Mary’s irreality -showed up almost immediately. As the judge in his red coat entered in slow and measured steps, the bewigged barristers and court officials bowed deeply, and the many police officers spread throughout the court stood stiffly to attention, Mary could hardly contain her pleasure at the spectacle. Norma, however, her whole body expressing bewilderment, turned round to her parents, her face reflecting the mixture of nervous smile and incipient tears that would become as familiar to the spectators as her mother’s shake of her head and gentle movement of her hand which propelled the child back to face the court.

Norma, too, was a pretty girl, her hair also dark brown and as shiny as Mary’s. Every day’ both of them wore immaculately clean and ironed cotton dresses, white socks and polished shoes.
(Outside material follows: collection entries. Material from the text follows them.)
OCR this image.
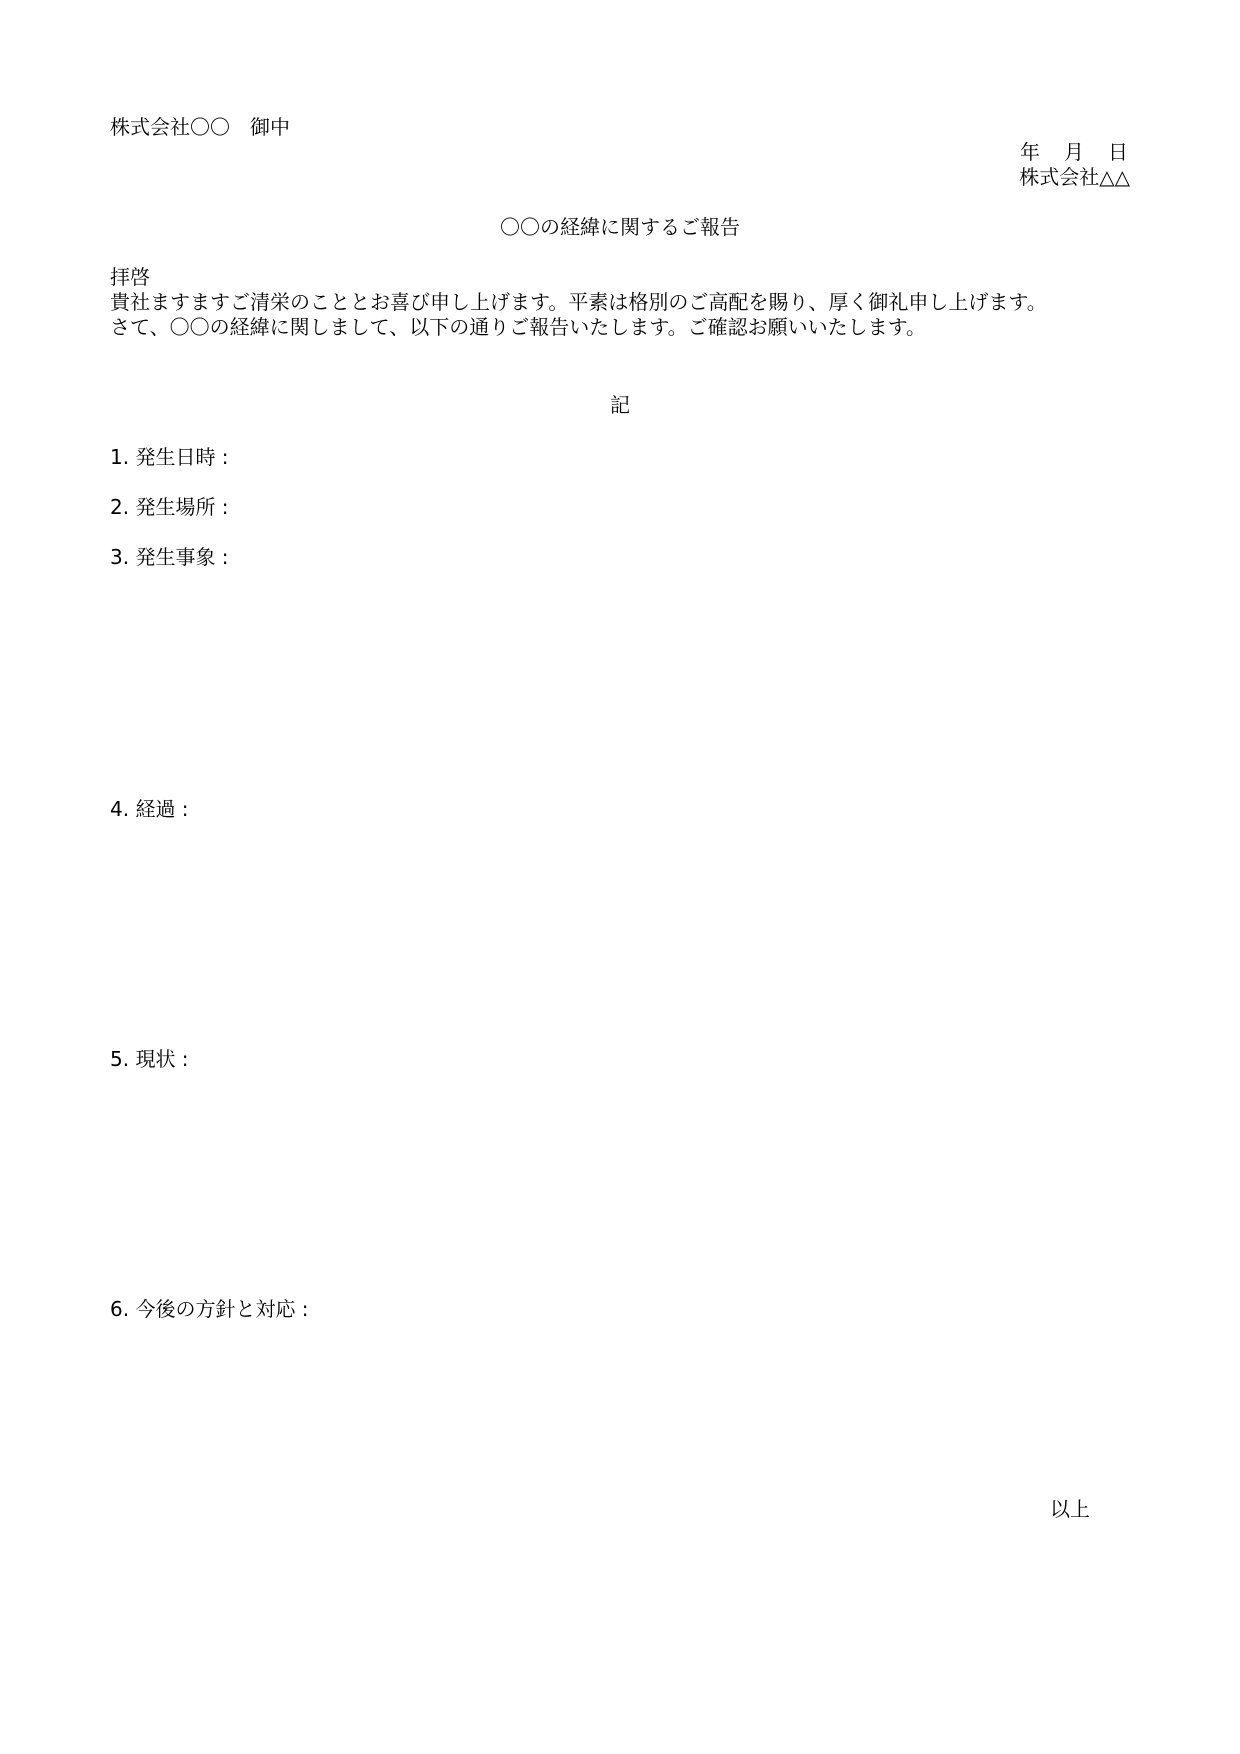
株式会社〇〇　御中
年　月　日
株式会社△△
〇〇の経緯に関するご報告
拝啓
貴社ますますご清栄のこととお喜び申し上げます。平素は格別のご高配を賜り、厚く御礼申し上げます。
さて、〇〇の経緯に関しまして、以下の通りご報告いたします。ご確認お願いいたします。
記
1. 発生日時 :
2. 発生場所 :
3. 発生事象 :
4. 経過 :
5. 現状 :
6. 今後の方針と対応 :
以上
Taller and physically more developed, Norma had a round face that looked perpetually puzzled and large soft brown eyes. One felt worried about Norma almost all the time, sorry for her often visible distress and concerned for her obviously caring parents and numerous relatives who, sitting behind her, attended every session, stroking and petting the desperate child on the many times she burst into tears. Her ten brothers and sisters, ranging in age from her handicapped sixteen-year-old brother down to a baby in arms, waited outside the court every day of the trial, waving to her enthusiastically whenever the door opened. And at every recess they rushed in and down the steps to what Mary, years later, would describe to me as ‘the dungeon’, the arched vault in the basement of the court building where, until the fifth day, when the judge ordered the girls to be kept in separate rooms, the two groups huddled at opposite corners of the huge chamber during breaks in the proceedings. There was love and determined gaiety around Norma from the beginning to the end of the trial. And nobody in court could have thought for a single moment that anyone in her family believed that little girl capable of murder.

Mary, much smaller, with her heart-shaped face and those remarkable bright-blue eyes, was not alone either, though the members of her extended family who attended appeared unable to hide their anxiety and distress. Her grandmother Mrs. McC. ” Betty’s thin, fine boned mother, was there every day, with a white, tired face, straight backed and silent. And her aunts, Betty’s sisters Cath and Isa, and Billy’s sister, Audrey, came, and so did Audrey’s husband, Peter, and Cath’s husband, Jack; all of them respectable and quiet, avoiding contact with anyone around and, during the breaks, directing (what one Newcastle policewoman described to me as) ‘forced-like cheer’ and ‘desperate affection’ towards Mary.